I can still remember riding Metro’s 780 bus –from Vermont and Prospect–all the way to Pasadena City College–with my notebooks in hand, as I mused about the world I viewed through the windows. Still a teenager at the time, in true L.A. fashion I’d always take the seat all the way in the back-corner, right next to the windows where I could see nearly everything and everyone in front of me.
I started college in the city of Pasadena in the Fall of 2008, or the same year that Barack Obama would be elected to the office of the President of the United States.
It was a radically different time for me, and all I could wonder about through the days on the bus was just how much of the rest of the world was changing too. Somehow, I felt right at the center of this change, or at least near the center of something monumental, and I valued that feeling. It’s the reason why I wrote.
I never felt excluded, nor unheard, so long as I had the page to hear my voice and the pen to lift my words onto that page. I also didn’t mind very much being rather alone in this, either.
It didn’t strike me very much, if at all, for example, that I’d find myself as the only person on the bus scribbling away at a notebook. I also didn’t find it odd to spend whole evenings on the third floor of Pasadena’s Shatford Library, even if it meant I’d get to the bus stop just before 10:00 PM.
It all came to me very naturally as I made my way between what were two very different cities to me at the time.
In the evenings on the bus the stillness of nights lit up by the stars and streetlights above made for dazzling visions to take into my dreams.
In the daytime on the bus, the bands of pigeons making their way through the clouds as people crisscrossed the crosswalks made it clear that we were all in it together, separated only by whims of time and space.
Construction in the city was something we’d all have to deal with on our respective commutes as well. One way or another, something was always being built.
And I always cared about these particulars of Los Angeles, seated quietly inside its buses, absorbing its landscape through the boulevards, one street after the next on the way back to or from ‘the pueblo’, long before it was the pueblo.
I’ve shared the days and nights with Los Angeles on the bus in sequences like these for nearly ten years now, and still do. But I wonder just how many people my eyes have actually seen through all of the rides I’ve taken, and just where they all might be now. I imagine most of them are still in Los Angeles like myself, as a result of the blink of an eye that time tends to be for most of us, but only the skies know.
As interestingly, while as a seventeen or eighteen year old I didn’t think that to care about L.A and the state of the world meant it’s where my mind would be dedicated going forward, it’s now clear to me that that’s exactly where I am.
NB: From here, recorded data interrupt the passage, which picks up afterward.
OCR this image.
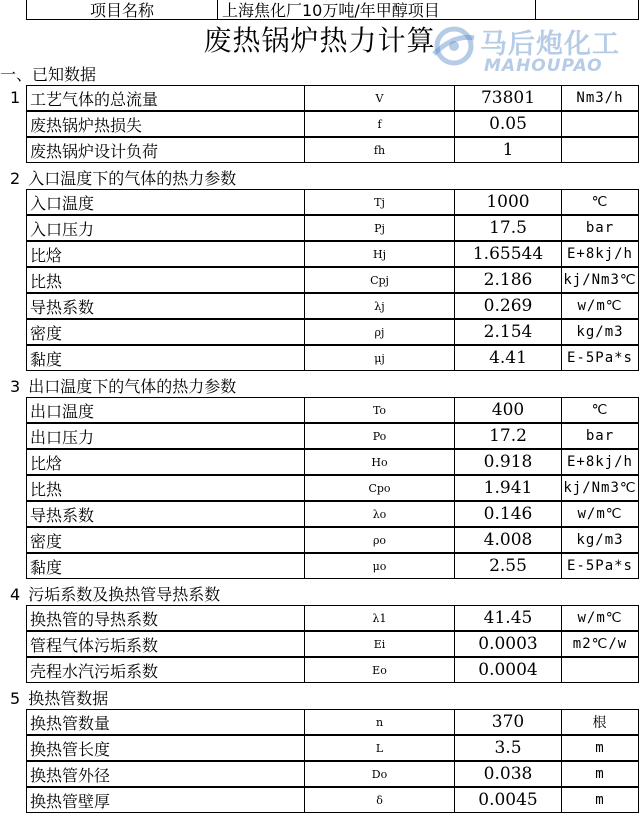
项目名称	上海焦化厂10万吨/年甲醇项目
废热锅炉热力计算	马后炮化工
MAHOUPAO
一、已知数据
1 工艺气体的总流量	V	73801	Nm3/h
废热锅炉热损失	f	0.05
废热锅炉设计负荷	fh	1
2 入口温度下的气体的热力参数
入口温度	Tj	1000	℃
入口压力	Pj	17.5	bar
比焓	Hj	1.65544	E+8kj/h
比热	Cpj	2.186	kj/Nm3℃
导热系数	λj	0.269	w/m℃
密度	ρj	2.154	kg/m3
黏度	μj	4.41	E-5Pa*s
3 出口温度下的气体的热力参数
出口温度	To	400	℃
出口压力	Po	17.2	bar
比焓	Ho	0.918	E+8kj/h
比热	Cpo	1.941	kj/Nm3℃
导热系数	λo	0.146	w/m℃
密度	ρo	4.008	kg/m3
黏度	μo	2.55	E-5Pa*s
4 污垢系数及换热管导热系数
换热管的导热系数	λ1	41.45	w/m℃
管程气体污垢系数	Ei	0.0003	m2℃/w
壳程水汽污垢系数	Eo	0.0004
5 换热管数据
换热管数量	n	370	根
换热管长度	L	3.5	m
换热管外径	Do	0.038	m
换热管壁厚	δ	0.0045	m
I’ve seen more than just Los Angeles and Pasadena, however, in the ten years since I first boarded Metro’s 780 and 180 buses to and fro between the two.
Since 2008, I’ve also been to Seattle, to Washington D.C., to Las Vegas, Phoenix, and New York, as well to Miami and also Chicago.
Through the Golden State, I’ve been to Sacramento and San Francisco more times than I can count, and been to and lived in the wonderful city of Davis, and have been to Tahoe, Santa Cruz, Salinas, Watsonville, Oakland, Berkeley, Half-moon Bay, as well as Pleasanton, Chico, and San Jose.
Abroad, since 2008 I’ve been to Mexico three times, and seen various other cities and states on the American continent as a result; from Tijuana to Guadalajara, to Mexico City, to the city of Puebla in the state of Puebla, to Zacapoaxtla, to the City of Oaxaca, San Pedro Cajonos, the city of Ayutla, and more.
I’ve also been to El Salvador, to the heart in San Salvador, and to Soyapango, Santa Tecla, San Jose Guayabal, and more.
And I’ve been to Guatemala. To the City of Guatemala, as well as to Tikal, and the adjacent city of Flores in Peten.
In 2017, I even made it to Japan. To the marvelous city of Tokyo and its various mini-cities or Japanese pueblos in Shibuya, Ginza, Harajuku, as well as in the historic Kyoto, the wonderful city of Osaka, and even the great city of Hiroshima too.
I’ve met many wonderful people through each of these trips, and am still in contact with many of them. Together, they form what Los Angeles and the world is to me today.
If some ten years ago on that 780 bus route someone had told me that I’d get to see all of these places and more, I can only imagine how curious I’d find that to be. Now, I’m only more curious about how the next ten years with The City and the world will unfold.
One thing is certain to me, however. The seats of L.A’s Metro buses–whether on the back-corner or elsewhere–are congenial places to write one’s thoughts out, to claim one’s dreams, and to imagine all the other places we can see and be a part of. Just as well, the city of Los Angeles is quite the city to write in. Together, these are the ‘Goldilocks conditions’ that have transported me across the world and which continue to do so.
So let’s keep writing, Los Angeles. That Metro bus is but a great place for it.